The present invention relates to a conically scanning antenna system for tracking radars.
A tracking radar measures the co-ordinates of a target and provides data which can be used to determine the trajectory of the target and to predict its future position. To make such a prediction, a wide variety of data available from a radar can be used such as range, elevation angle, azimuth, or Doppler frequency. This means that any radar may prima facie be considered a tracking radar as soon as the output information which it provides is processed in a suitable manner. However, a tracking radar is distinguished from other radars by the way in which the angular tracking of the target is performed, and the object of this angular tracking is to define an error which indicates the angular divergence between the axis of the antenna (known as the boresight axis) and the direction in which the target lies, this error signal being fed to servo-mechanisms designed to realign the antenna axis with the direction of the target. Among methods which have become conventional for producing such an error signal, we may mention sequential lobing, conical scanning, and the monopulse method.

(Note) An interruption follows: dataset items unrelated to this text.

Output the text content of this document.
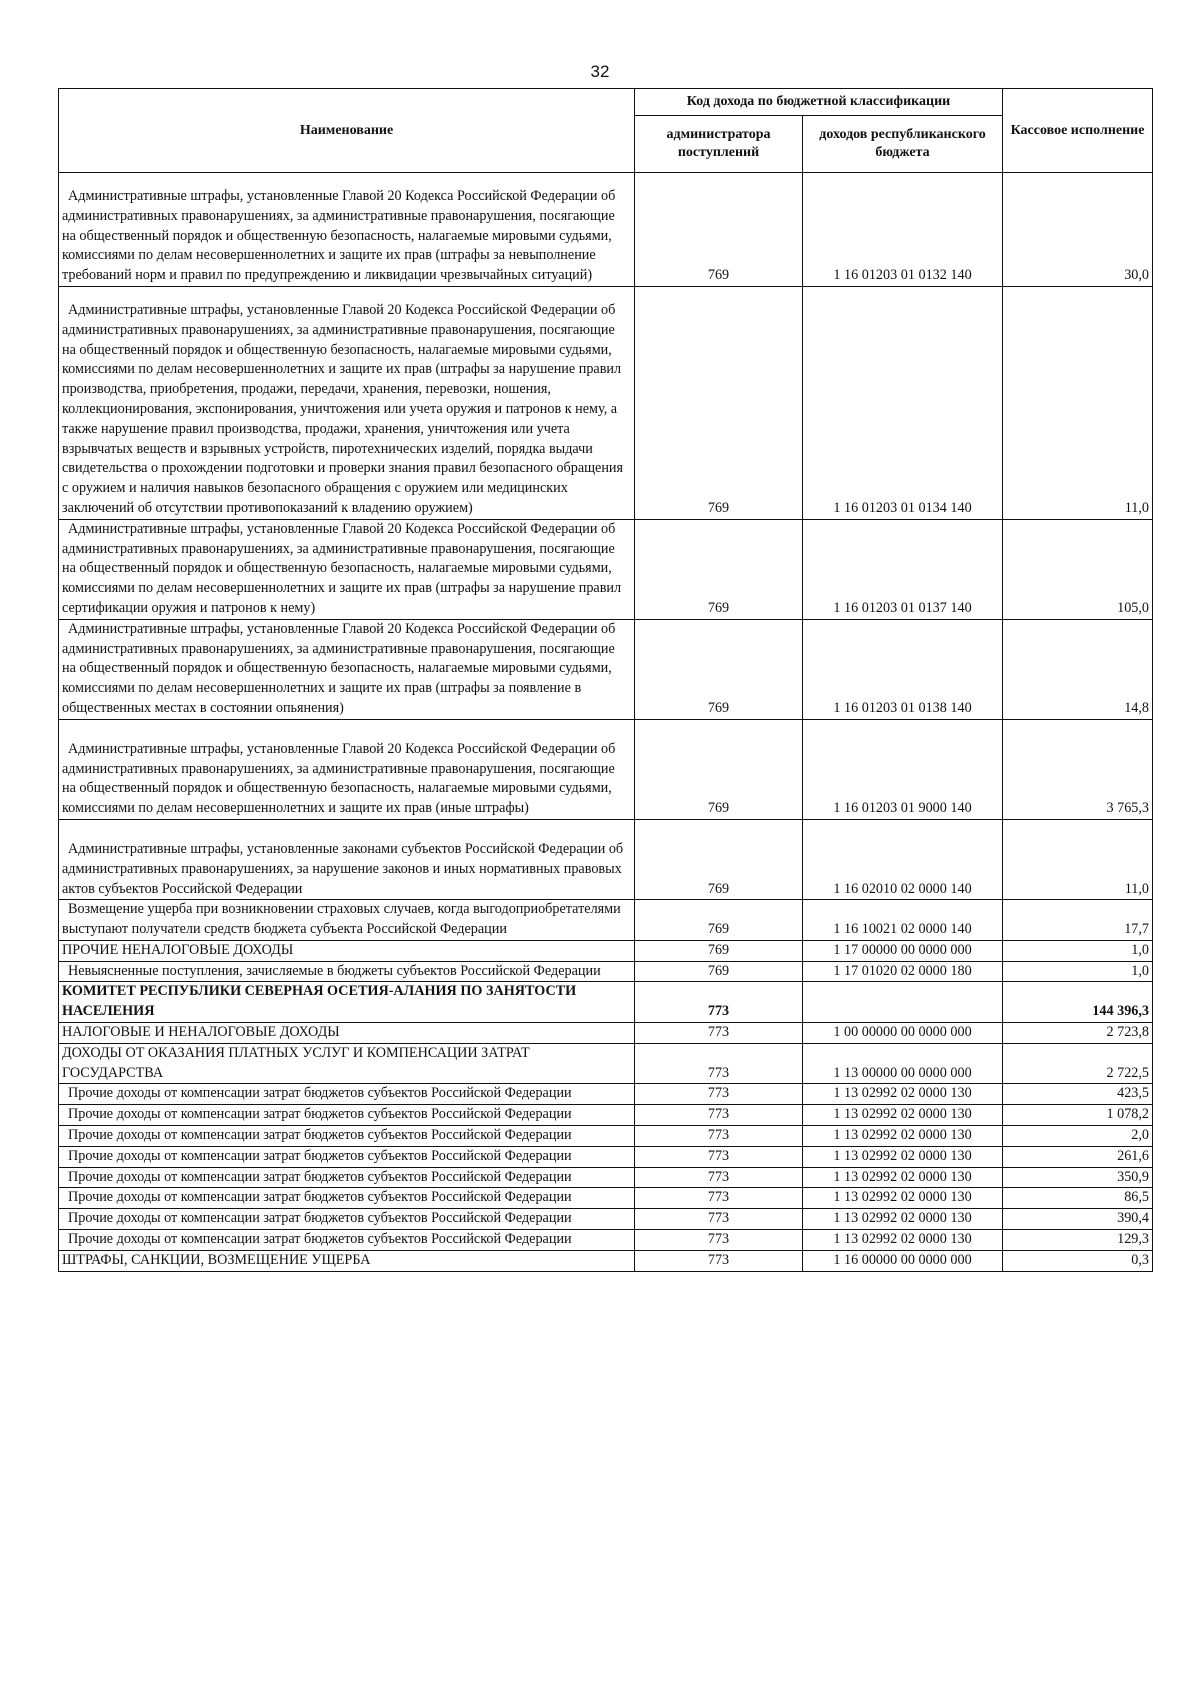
32
Наименование	Код дохода по бюджетной классификации		Кассовое исполнение
	администратора поступлений	доходов республиканского бюджета	
Административные штрафы, установленные Главой 20 Кодекса Российской Федерации об административных правонарушениях, за административные правонарушения, посягающие на общественный порядок и общественную безопасность, налагаемые мировыми судьями, комиссиями по делам несовершеннолетних и защите их прав (штрафы за невыполнение требований норм и правил по предупреждению и ликвидации чрезвычайных ситуаций)	769	1 16 01203 01 0132 140	30,0
Административные штрафы, установленные Главой 20 Кодекса Российской Федерации об административных правонарушениях, за административные правонарушения, посягающие на общественный порядок и общественную безопасность, налагаемые мировыми судьями, комиссиями по делам несовершеннолетних и защите их прав (штрафы за нарушение правил производства, приобретения, продажи, передачи, хранения, перевозки, ношения, коллекционирования, экспонирования, уничтожения или учета оружия и патронов к нему, а также нарушение правил производства, продажи, хранения, уничтожения или учета взрывчатых веществ и взрывных устройств, пиротехнических изделий, порядка выдачи свидетельства о прохождении подготовки и проверки знания правил безопасного обращения с оружием и наличия навыков безопасного обращения с оружием или медицинских заключений об отсутствии противопоказаний к владению оружием)	769	1 16 01203 01 0134 140	11,0
Административные штрафы, установленные Главой 20 Кодекса Российской Федерации об административных правонарушениях, за административные правонарушения, посягающие на общественный порядок и общественную безопасность, налагаемые мировыми судьями, комиссиями по делам несовершеннолетних и защите их прав (штрафы за нарушение правил сертификации оружия и патронов к нему)	769	1 16 01203 01 0137 140	105,0
Административные штрафы, установленные Главой 20 Кодекса Российской Федерации об административных правонарушениях, за административные правонарушения, посягающие на общественный порядок и общественную безопасность, налагаемые мировыми судьями, комиссиями по делам несовершеннолетних и защите их прав (штрафы за появление в общественных местах в состоянии опьянения)	769	1 16 01203 01 0138 140	14,8
Административные штрафы, установленные Главой 20 Кодекса Российской Федерации об административных правонарушениях, за административные правонарушения, посягающие на общественный порядок и общественную безопасность, налагаемые мировыми судьями, комиссиями по делам несовершеннолетних и защите их прав (иные штрафы)	769	1 16 01203 01 9000 140	3 765,3
Административные штрафы, установленные законами субъектов Российской Федерации об административных правонарушениях, за нарушение законов и иных нормативных правовых актов субъектов Российской Федерации	769	1 16 02010 02 0000 140	11,0
Возмещение ущерба при возникновении страховых случаев, когда выгодоприобретателями выступают получатели средств бюджета субъекта Российской Федерации	769	1 16 10021 02 0000 140	17,7
ПРОЧИЕ НЕНАЛОГОВЫЕ ДОХОДЫ	769	1 17 00000 00 0000 000	1,0
Невыясненные поступления, зачисляемые в бюджеты субъектов Российской Федерации	769	1 17 01020 02 0000 180	1,0
КОМИТЕТ РЕСПУБЛИКИ СЕВЕРНАЯ ОСЕТИЯ-АЛАНИЯ ПО ЗАНЯТОСТИ НАСЕЛЕНИЯ	773		144 396,3
НАЛОГОВЫЕ И НЕНАЛОГОВЫЕ ДОХОДЫ	773	1 00 00000 00 0000 000	2 723,8
ДОХОДЫ ОТ ОКАЗАНИЯ ПЛАТНЫХ УСЛУГ И КОМПЕНСАЦИИ ЗАТРАТ ГОСУДАРСТВА	773	1 13 00000 00 0000 000	2 722,5
Прочие доходы от компенсации затрат бюджетов субъектов Российской Федерации	773	1 13 02992 02 0000 130	423,5
Прочие доходы от компенсации затрат бюджетов субъектов Российской Федерации	773	1 13 02992 02 0000 130	1 078,2
Прочие доходы от компенсации затрат бюджетов субъектов Российской Федерации	773	1 13 02992 02 0000 130	2,0
Прочие доходы от компенсации затрат бюджетов субъектов Российской Федерации	773	1 13 02992 02 0000 130	261,6
Прочие доходы от компенсации затрат бюджетов субъектов Российской Федерации	773	1 13 02992 02 0000 130	350,9
Прочие доходы от компенсации затрат бюджетов субъектов Российской Федерации	773	1 13 02992 02 0000 130	86,5
Прочие доходы от компенсации затрат бюджетов субъектов Российской Федерации	773	1 13 02992 02 0000 130	390,4
Прочие доходы от компенсации затрат бюджетов субъектов Российской Федерации	773	1 13 02992 02 0000 130	129,3
ШТРАФЫ, САНКЦИИ, ВОЗМЕЩЕНИЕ УЩЕРБА	773	1 16 00000 00 0000 000	0,3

The antenna system according to our invention relies on the second method, i.e. that of conical scanning, whose principles will now be reviewed. In a conical-scanning system, the antenna is provided with a centrally symmetrical paraboloidal or reflector lens which is illuminated by a primary feed whose phase center describes about the boresight axis of the system a circle of predetermined radius lying in the focal plane. In such an antenna, the radiation pattern is no longer centered on the boresight axis but rotates in space in such a way that the direction of maximum radiation traces out a cone whose half apex angle is termed the squint angle of the antenna.
The amplitude of the signal provided by the antenna is thus modulated at the frequency of rotation of the radiation pattern and the depth of modulation is a function of the angle of the target relative to the axis of rotation. The modulation signal extracted from the echo signal is used in servomechanisms to slave the position of the antenna to the target.
Because of the central symmetry of the focusing system, the beams radiated by the antenna all overlap on the boresight axis and in general the level of overlap is such as to be of an optimum value which represents a compromise between the initial inclination, determining the aiming accuracy, and the range of the radar.
In a conventional, conically scanning antenna the radiation pattern is the same at transmission and reception and this provides an opportunity, by analyzing the transmission pattern, of finding the frequency of rotation of the pattern, which can be utilized for interference purposes.
There are applications where it must be made impossible for the frequency of rotation of the radiation pattern of a conically scanning antenna to be detected in this way.
It has already been proposed to transmit outgoing waves with a radiation pattern centered on the axis of the antenna and to receive incoming waves, reflected by outlying targets, with a conically scanning radiation pattern. An arrangement based on this principle has a primary feed of the monopulse type which feeds signals to a sum channel and two difference channels, one for elevation and the other for azimuth. The sum channel is combined with the difference channels and the conical scanning pattern is obtained, at reception, by means of a rotating variable phase shifter, which causes a phase variation between the sum and difference signals. The radiation pattern so obtained is eccentric and rotates at the speed of the phase shifter. This system provides a single-channel receiver which is not, however, proof against errors in determining angles due to fluctuations in the amplitude of the echo. What is more, the resulting equipment is relatively complicated and thus expensive.